Ничего, потерпим малость, прибудет пополнение, полегче станет. Да уже, собственно, начало прибывать: лейтенант Воронков — первая ласточка. Колотилин мысленно покачал головой: уж больно этот лейтенант бледный, изможденный, шея как стебель одуванчика, ровесники же, а ощущаешь: он — пацан, ты — взрослый мужик. Ей-богу, мальчик с большущими глазами, в которых наивная чистота и неиспорченность, какая-то телячья доверчивость, — и убивать таких не жалко? Гитлерам не жалко, а комбату-3 капитану Колотилину жаль их. Как, впрочем, и всех, кто волею судьбы попадает под его командование.

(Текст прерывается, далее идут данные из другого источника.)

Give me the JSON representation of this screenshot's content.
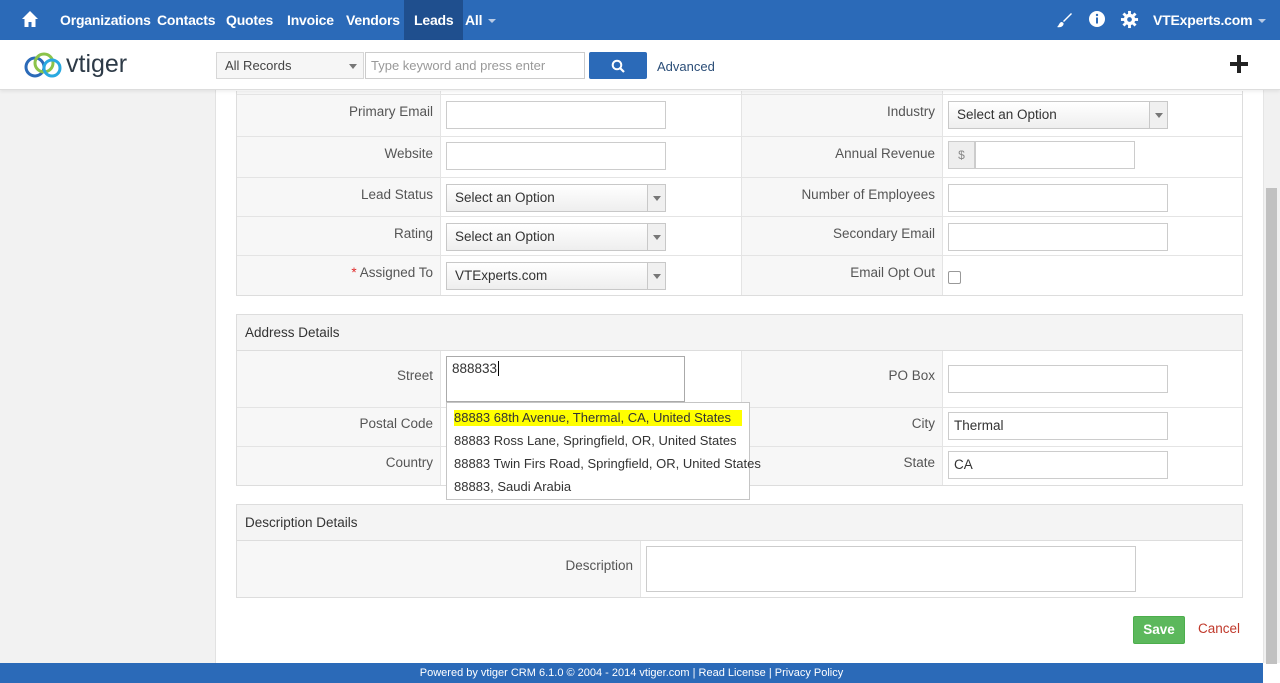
{
  "nav": {
    "items": [
      "Organizations",
      "Contacts",
      "Quotes",
      "Invoice",
      "Vendors",
      "Leads",
      "All"
    ],
    "active": "Leads",
    "user": "VTExperts.com"
  },
  "toolbar": {
    "logo": "vtiger",
    "records_select": "All Records",
    "search_placeholder": "Type keyword and press enter",
    "advanced": "Advanced"
  },
  "form": {
    "left_fields": [
      {
        "label": "Primary Email",
        "value": ""
      },
      {
        "label": "Website",
        "value": ""
      },
      {
        "label": "Lead Status",
        "value": "Select an Option"
      },
      {
        "label": "Rating",
        "value": "Select an Option"
      },
      {
        "label": "Assigned To",
        "value": "VTExperts.com",
        "required": "*"
      }
    ],
    "right_fields": [
      {
        "label": "Industry",
        "value": "Select an Option"
      },
      {
        "label": "Annual Revenue",
        "value": "",
        "prefix": "$"
      },
      {
        "label": "Number of Employees",
        "value": ""
      },
      {
        "label": "Secondary Email",
        "value": ""
      },
      {
        "label": "Email Opt Out",
        "value": ""
      }
    ]
  },
  "address": {
    "header": "Address Details",
    "street_label": "Street",
    "street_value": "888833",
    "po_box_label": "PO Box",
    "postal_label": "Postal Code",
    "city_label": "City",
    "city_value": "Thermal",
    "country_label": "Country",
    "state_label": "State",
    "state_value": "CA",
    "suggestions": [
      "88883 68th Avenue, Thermal, CA, United States",
      "88883 Ross Lane, Springfield, OR, United States",
      "88883 Twin Firs Road, Springfield, OR, United States",
      "88883, Saudi Arabia"
    ]
  },
  "description": {
    "header": "Description Details",
    "label": "Description"
  },
  "actions": {
    "save": "Save",
    "cancel": "Cancel"
  },
  "footer": "Powered by vtiger CRM 6.1.0  © 2004 - 2014  vtiger.com | Read License | Privacy Policy",
  "colors": {
    "nav": "#2b6ab8",
    "save": "#5cb85c",
    "highlight": "#ffff00"
  }
}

Хотя, конечно, жалость эту нужно загонять в самые глубины души и как можно реже вытаскивать ее на свет божий. Ибо война есть война, жалей не жалей — от крови, мук и смертей не уйдешь. Правда, лично он уходил. Тьфу, тьфу, не сглазить бы!
Над траншеей прошелестела веерная трассирующая очередь — Колотилин и не подумал пригнуться. Неколебимо верил: железо его не возьмет, а показывать, что дорожишь своей жизнью, — позорно. Пусть все видят, пусть все знают — подчиненные и начальники, — капитан Колотилин железный человек. Да, может, он и вправду такой? А железо железу ни черта не сделает.
Вспомнил вдруг, как однажды в детстве, в детдомовском уже, в траве возле босоногой ребятни прошелестела серая лента гадюки. Мальчишки и, само собой, девчонки с перепугу бросились врассыпную, а он, Серега Колотилин, стоял себе, не дергался. Знал: змея не посмеет его тронуть. Хотя извивается и шуршит разнотравьем довольно противно и близко…
Комбат устал не столько от ходьбы, сколько от неких чужеродных, затаенных мыслей-воспоминаний, и остаток пути до КП ни о чем не думал, шел с пустой, будто позванивающей от пустоты головой, — как пустое ведро, право. Лишь в своей землянке, когда зазуммерил полевой телефон, Колотилин пришел в себя. Прежде чем взять трубку у связиста, приказал ординарцу соорудить чаек, покрепче, без сахару.
Звонил командир полка: что нового? Ничего нового. Едва отхлебнул из кружки, как звонок самого комдива — с тем же вопросом. И тот же ответ генералу, что и подполковнику. Но если непосредственному начальству можно было доложить кратко и без особых церемоний, то генералу докладывалось подробно, с уточнениями и весьма почтительно. Хотя в душе Колотилин не был убежден в необходимости еженощных, через голову командира полка, генеральских звонков: Батя не спит и другим не дает. Ведь контролирует же комбатов командир полка, и не только по телефону, в траншеях он нередкий гость. Ну да ладно, не комбату учить комдива.